An example: recognizing several kids at prom from the Native Youth Olympics tournament in Gambell just two weeks earlier. And from previous trips to Unalakleet. I know their names, recall scraps of conversation, know what grade they’re in—bland landmarks that sketch enough of a map to feel like I know whom I’m talking with.
But, as I got reminded this past weekend during a three-day trip back to Unalakleet, that familiarity is presumed, and mostly one-sided. And it’s not just with teenagers, who can be written off as having underdeveloped cognitive capacities for empathy. It happens with adults, too. Bounding up exuberantly to people I’ve met once or twice before and being received with a stare of, “You’re whom?”
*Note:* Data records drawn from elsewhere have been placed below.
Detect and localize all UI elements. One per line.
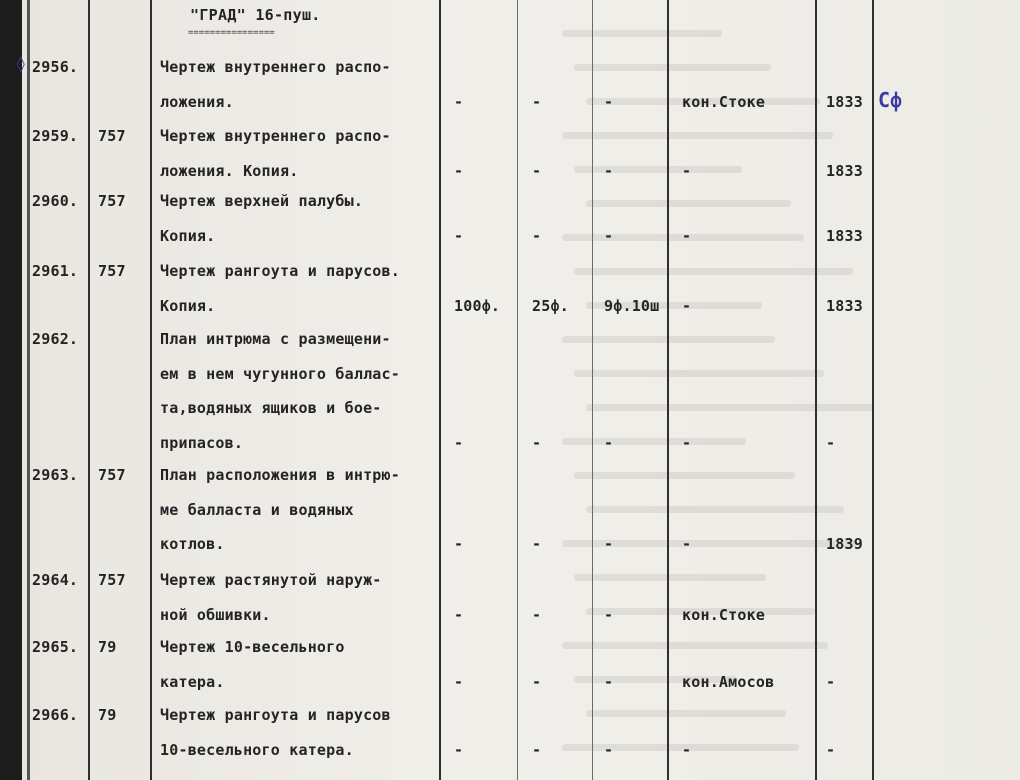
record-col-1: -	[454, 740, 464, 759]
record-description-line: Чертеж рангоута и парусов.	[160, 262, 400, 280]
record-description-line: котлов.	[160, 535, 225, 553]
record-number: 2959.	[32, 127, 79, 145]
bleed-through-line	[574, 166, 742, 173]
record-author: -	[682, 161, 692, 180]
record-code: 79	[98, 706, 117, 724]
bleed-through-line	[586, 506, 844, 513]
record-description-line: Чертеж внутреннего распо-	[160, 127, 391, 145]
bleed-through-line	[574, 370, 824, 377]
record-author: кон.Стоке	[682, 605, 766, 624]
record-col-3: -	[604, 672, 614, 691]
record-description-line: Копия.	[160, 226, 216, 245]
bleed-through-line	[562, 30, 722, 37]
bleed-through-line	[562, 132, 833, 139]
record-number: 2966.	[32, 706, 79, 724]
record-author: кон.Стоке	[682, 92, 766, 111]
record-number: 2963.	[32, 466, 79, 484]
record-code: 757	[98, 262, 126, 280]
record-year: 1833	[826, 296, 863, 315]
column-rule	[150, 0, 152, 780]
bleed-through-line	[586, 710, 786, 717]
record-year: 1833	[826, 92, 863, 111]
record-author: кон.Амосов	[682, 672, 775, 691]
column-rule	[88, 0, 90, 780]
record-col-1: -	[454, 226, 464, 245]
record-col-1: -	[454, 433, 464, 452]
record-code: 757	[98, 127, 126, 145]
record-col-2: -	[532, 92, 542, 111]
record-col-2: -	[532, 672, 542, 691]
record-number: 2962.	[32, 330, 79, 348]
bleed-through-line	[574, 268, 853, 275]
record-year: -	[826, 433, 836, 452]
record-description-line: ме балласта и водяных	[160, 500, 354, 519]
record-col-3: -	[604, 605, 614, 624]
record-col-3: -	[604, 535, 614, 553]
record-description-line: ложения. Копия.	[160, 161, 299, 180]
record-description-line: ложения.	[160, 92, 234, 111]
column-rule	[27, 0, 30, 780]
record-year: -	[826, 672, 836, 691]
record-col-3: -	[604, 161, 614, 180]
record-col-2: 25ф.	[532, 296, 569, 315]
record-number: 2961.	[32, 262, 79, 280]
record-number: 2956.	[32, 58, 79, 76]
record-col-1: -	[454, 535, 464, 553]
column-rule	[439, 0, 441, 780]
record-description-line: План интрюма с размещени-	[160, 330, 391, 348]
record-description-line: катера.	[160, 672, 225, 691]
record-col-1: -	[454, 605, 464, 624]
record-author: -	[682, 296, 692, 315]
record-col-2: -	[532, 740, 542, 759]
column-rule	[667, 0, 669, 780]
record-col-2: -	[532, 433, 542, 452]
record-description-line: припасов.	[160, 433, 244, 452]
section-title: "ГРАД" 16-пуш.	[190, 6, 321, 24]
record-col-3: -	[604, 740, 614, 759]
document-page	[16, 0, 1020, 780]
record-col-2: -	[532, 161, 542, 180]
record-number: 2965.	[32, 638, 79, 656]
record-code: 757	[98, 192, 126, 210]
record-description-line: Чертеж рангоута и парусов	[160, 706, 391, 724]
column-rule	[872, 0, 874, 780]
record-col-1: -	[454, 161, 464, 180]
record-description-line: Чертеж верхней палубы.	[160, 192, 364, 210]
bleed-through-line	[562, 438, 746, 445]
record-year: 1833	[826, 226, 863, 245]
bleed-through-line	[562, 744, 799, 751]
bleed-through-line	[574, 472, 795, 479]
record-col-1: 100ф.	[454, 296, 501, 315]
record-col-2: -	[532, 535, 542, 553]
section-title-underline: ================	[188, 28, 275, 38]
record-description-line: Копия.	[160, 296, 216, 315]
record-description-line: Чертеж внутреннего распо-	[160, 58, 391, 76]
record-author: -	[682, 433, 692, 452]
record-description-line: Чертеж растянутой наруж-	[160, 571, 382, 589]
column-rule	[815, 0, 817, 780]
record-year: 1833	[826, 161, 863, 180]
record-number: 2964.	[32, 571, 79, 589]
column-rule	[517, 0, 518, 780]
record-col-3: -	[604, 92, 614, 111]
record-description-line: Чертеж 10-весельного	[160, 638, 345, 656]
record-col-1: -	[454, 672, 464, 691]
archive-stamp: Сф	[878, 88, 903, 112]
record-number: 2960.	[32, 192, 79, 210]
record-year: 1839	[826, 535, 863, 553]
record-col-3: 9ф.10ш	[604, 296, 660, 315]
record-col-1: -	[454, 92, 464, 111]
record-col-3: -	[604, 226, 614, 245]
record-author: -	[682, 226, 692, 245]
column-rule	[592, 0, 593, 780]
record-author: -	[682, 740, 692, 759]
bleed-through-line	[574, 64, 771, 71]
record-code: 79	[98, 638, 117, 656]
bleed-through-line	[586, 404, 873, 411]
bleed-through-line	[586, 200, 791, 207]
record-code: 757	[98, 466, 126, 484]
record-description-line: 10-весельного катера.	[160, 740, 354, 759]
record-author: -	[682, 535, 692, 553]
bleed-through-line	[574, 574, 766, 581]
record-description-line: ем в нем чугунного баллас-	[160, 364, 400, 383]
record-col-2: -	[532, 605, 542, 624]
record-description-line: ной обшивки.	[160, 605, 271, 624]
record-year: -	[826, 740, 836, 759]
record-col-3: -	[604, 433, 614, 452]
record-description-line: та,водяных ящиков и бое-	[160, 399, 382, 417]
record-description-line: План расположения в интрю-	[160, 466, 400, 484]
record-col-2: -	[532, 226, 542, 245]
record-code: 757	[98, 571, 126, 589]
margin-mark: ◊	[16, 54, 26, 73]
bleed-through-line	[562, 642, 828, 649]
As I stared at a darkened school gymnasium elegantly decorated with crate-paper and twinkle-lights on Saturday night, microphone stuck into the air gathering sounds, I wondered if maybe the presumed familiarity stuff was a job hazard.
Here’s why:
News reporting means trying to make coherence with very partial information. Whether it’s a legislative bill or a crime, a multi-agency development project or community initiative, you try assembling a pot from shards. Fumbling for pieces with which to make a whole. Facts are filled out with leaps, guesses, assumptions, and an egotistical insistence you understand what’s going on when you don’t. After collecting enough shards, you cobble them together with officious language and narrative coherence.
All this requires a lot of projecting.
One way that projection plays out is presuming a proximity that’s not always reciprocal. So, if I’ve interviewed someone, then listened to their voice closely in headphones deciphering each sentence as an essential clue in a complex situation, I swell with affinity when I see the speaker again in person. Because in my head I’m thinking, “Ah-ha, hey, I know you!” Which is rarely returned. In part because the interviewee doesn’t have many tokens or ties to whatever words were spilled. They don’t leave with a record of words shared and an occupational prerogative to review it. It ends for them with the interview.
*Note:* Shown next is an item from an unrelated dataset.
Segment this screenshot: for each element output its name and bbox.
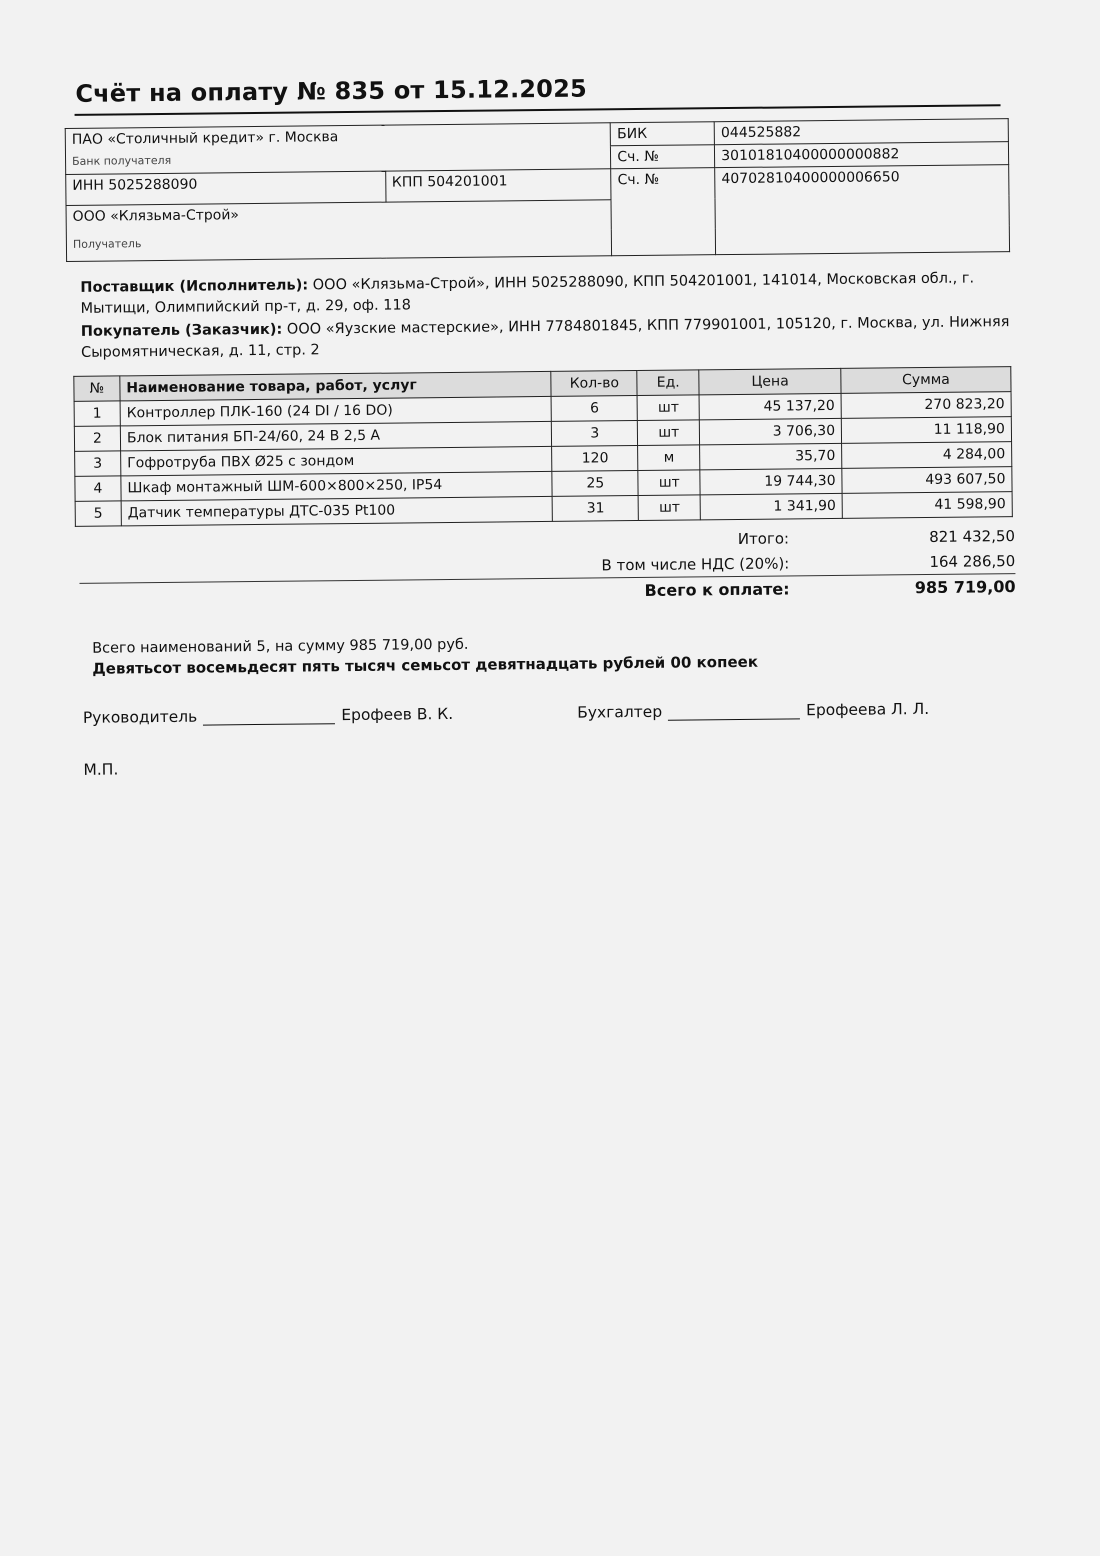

The other element at play at prom was just how awkward reporting trips can be. “What are you doing here, stranger?” is what I constantly imagine people think when they see me lurking against the wall, maybe scribbling notes, or, more suspiciously, just scanning the room trying to make sense of what’s going on. If you live in a community of ~700, are at your prom with the 16 other teenagers in your graduating class, and you see some scruffy 25-year-old stranger holding a microphone near the DJ booth, what are the possible explanations for his (my) presence? They’re not too great. “Misguided reporter” is kind of at the top of the heap; it’s all down from there.
And I seize to people I recognize because they vouch for my presence—at least a little. That presumed familiarity becomes a tool for seeming like something other than a total creep. But less strategically: it’s lonely not knowing anyone for days at a time covering events. Seizing to people recognized means, in turn, being recognized, if just a little. There is comfort in being pegged, having a role, even if it’s as vague as “the KNOM guy.”
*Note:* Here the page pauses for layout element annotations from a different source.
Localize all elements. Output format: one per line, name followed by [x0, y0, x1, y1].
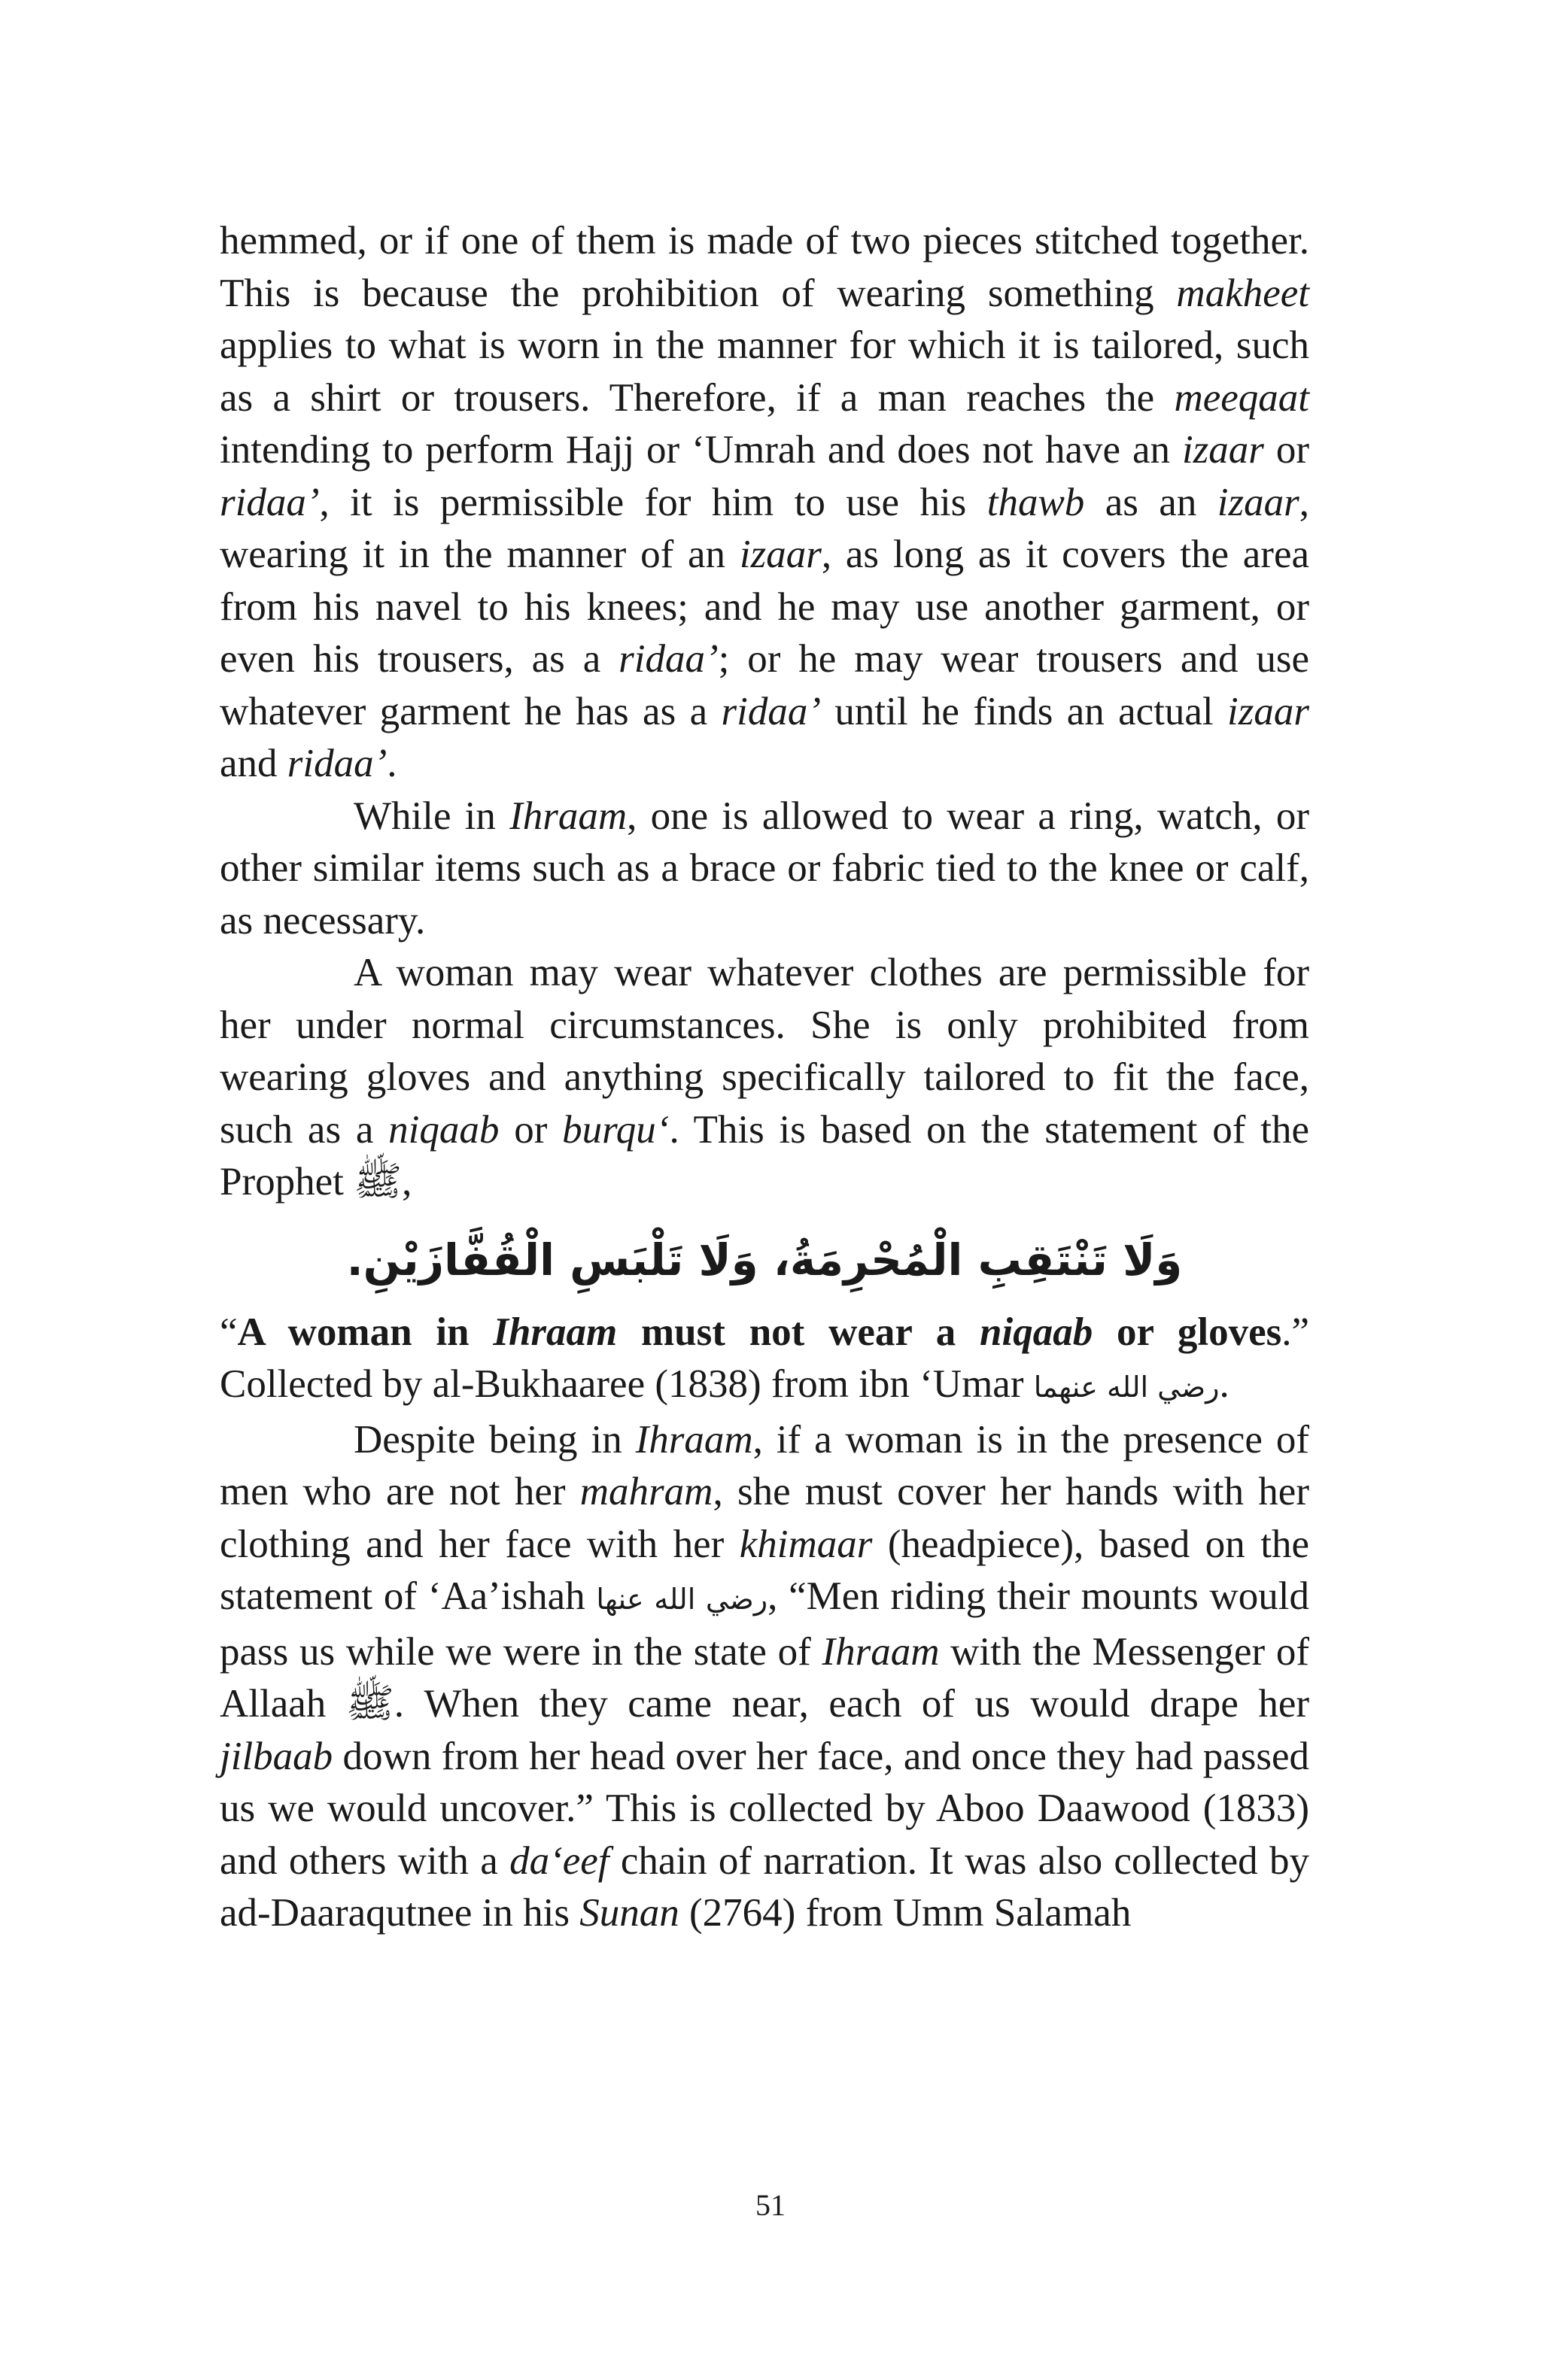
text-run: hemmed, or if one of them is made of two pieces stitched together. This is because the prohibition of wearing something: [220, 219, 1309, 315]
italic-term: Ihraam: [509, 794, 628, 838]
text-run: or: [1263, 428, 1309, 472]
italic-term: ridaa’: [287, 742, 388, 785]
text-run: down from her head over her face, and once they had passed us we would uncover.” This is collected by Aboo Daawood (1833) and others with a: [220, 1734, 1309, 1883]
text-run: . This is based on the statement of the Prophet ﷺ,: [220, 1107, 1309, 1204]
bold-span: [493, 1310, 617, 1354]
arabic-hadith: وَلَا تَنْتَقِبِ الْمُحْرِمَةُ، وَلَا تَلْبَسِ الْقُفَّازَيْنِ.: [346, 1234, 1183, 1286]
italic-term: Ihraam: [822, 1629, 940, 1674]
italic-term: mahram: [579, 1470, 713, 1513]
italic-term: niqaab: [388, 1107, 500, 1152]
italic-term: makheet: [1176, 271, 1309, 315]
italic-term: thawb: [986, 480, 1085, 524]
text-run: (2764) from Umm Salamah: [679, 1891, 1132, 1935]
italic-term: ridaa’: [220, 480, 320, 524]
italic-term: jilbaab: [220, 1734, 333, 1778]
text-run: .” Collected by al-Bukhaaree (1838) from ibn ‘Umar: [220, 1310, 1310, 1406]
italic-term: izaar: [1227, 689, 1310, 733]
text-run: , wearing it in the manner of an: [220, 480, 1309, 576]
text-run: , it is permissible for him to use his: [319, 480, 987, 524]
text-run: A woman may wear whatever clothes are permissible for her under normal circumstances. She is only prohibited from wearing gloves and anything specifically tailored to fit the face, such as a: [220, 951, 1309, 1152]
text-run: chain of narration. It was also collected by ad-Daaraqutnee in his: [220, 1838, 1309, 1935]
italic-term: da‘eef: [509, 1838, 609, 1883]
italic-term: Ihraam: [635, 1417, 753, 1462]
text-run: and: [220, 742, 287, 785]
text-run: , if a woman is in the presence of men who are not her: [220, 1417, 1309, 1513]
final-paragraph: [220, 1414, 1309, 1940]
bold-text: must not wear a: [617, 1310, 980, 1354]
text-run: .: [1219, 1362, 1229, 1406]
text-run: “: [220, 1310, 238, 1354]
text-run: , “Men riding their mounts would pass us while we were in the state of: [220, 1574, 1309, 1674]
text-run: , she must cover her hands with her clothing and her face with her: [220, 1470, 1309, 1566]
bold-text: A woman in: [237, 1310, 494, 1354]
italic-term: izaar: [1217, 480, 1299, 524]
paragraph: [220, 947, 1309, 1209]
hadith-translation-paragraph: [220, 1307, 1309, 1414]
text-run: or: [499, 1107, 563, 1152]
italic-term: meeqaat: [1174, 375, 1309, 420]
paragraph-group: [220, 215, 1309, 1209]
text-run: intending to perform Hajj or ‘Umrah and does not have an: [220, 428, 1182, 472]
text-run: with the Messenger of Allaah ﷺ. When they came near, each of us would drape her: [220, 1629, 1309, 1726]
italic-term: ridaa’: [619, 637, 719, 681]
italic-term: khimaar: [739, 1522, 873, 1566]
text-run: .: [387, 742, 397, 785]
italic-term: burqu‘: [562, 1107, 670, 1152]
body-text: [220, 215, 1309, 1940]
text-run: until he finds an actual: [821, 689, 1228, 733]
italic-term: izaar: [739, 533, 822, 576]
text-run: , one is allowed to wear a ring, watch, or other similar items such as a brace or fabric tied to the knee or calf, as necessary.: [220, 794, 1309, 943]
bold-span: [980, 1310, 1093, 1354]
italic-term: izaar: [1181, 428, 1264, 472]
bold-italic-term: Ihraam: [493, 1310, 618, 1354]
paragraph: [220, 215, 1309, 791]
text-run: Despite being in: [354, 1417, 636, 1462]
bold-italic-term: niqaab: [980, 1310, 1093, 1354]
italic-term: ridaa’: [721, 689, 821, 733]
italic-term: Sunan: [579, 1891, 679, 1935]
text-run: (headpiece), based on the statement of ‘Aa’ishah: [220, 1522, 1309, 1618]
text-run: ; or he may wear trousers and use whatever garment he has as a: [220, 637, 1310, 733]
text-run: as an: [1084, 480, 1217, 524]
honorific: رضي الله عنهما: [1033, 1371, 1220, 1404]
bold-text: or gloves: [1093, 1310, 1282, 1354]
paragraph: [220, 791, 1309, 948]
text-run: , as long as it covers the area from his navel to his knees; and he may use another garment, or even his trousers, as a: [220, 533, 1309, 681]
text-run: applies to what is worn in the manner for which it is tailored, such as a shirt or trousers. Therefore, if a man reaches the: [220, 323, 1309, 420]
text-run: While in: [354, 794, 510, 838]
page-number: 51: [755, 2188, 786, 2222]
honorific: رضي الله عنها: [596, 1583, 768, 1616]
My reason for going to Unalakleet was to learn how prom is different in a small community off the road system than the adolescent ritual practiced in the lower-48 (my experience: not very different at all). But because it was a weekend, and because I had kindly, generous hosts, and because Unalakleet is a fantastic place, it felt like almost like a personal vacation anchored to a manageable work commitment. This blurry line between the personal and occupational gets tricky to manage, in packing no less than emotionally: do I bring versatile, scrubby work clothes, or clothes I feel like myself in? Am I an observer or a participant? And on this trip, many of the same work-ingrained heuristics kicked in, but I miscategorized them, foolishly thought people knew me as a happy vacationer when my cloak of context came from work.
I hoped for recognition as “friend,” but really “employee” is the more solid designation on work trips. And with good reason. Because I’m too old to be at a prom. It would be weird to be there purely from affinity or interest, and work as an auspice is important.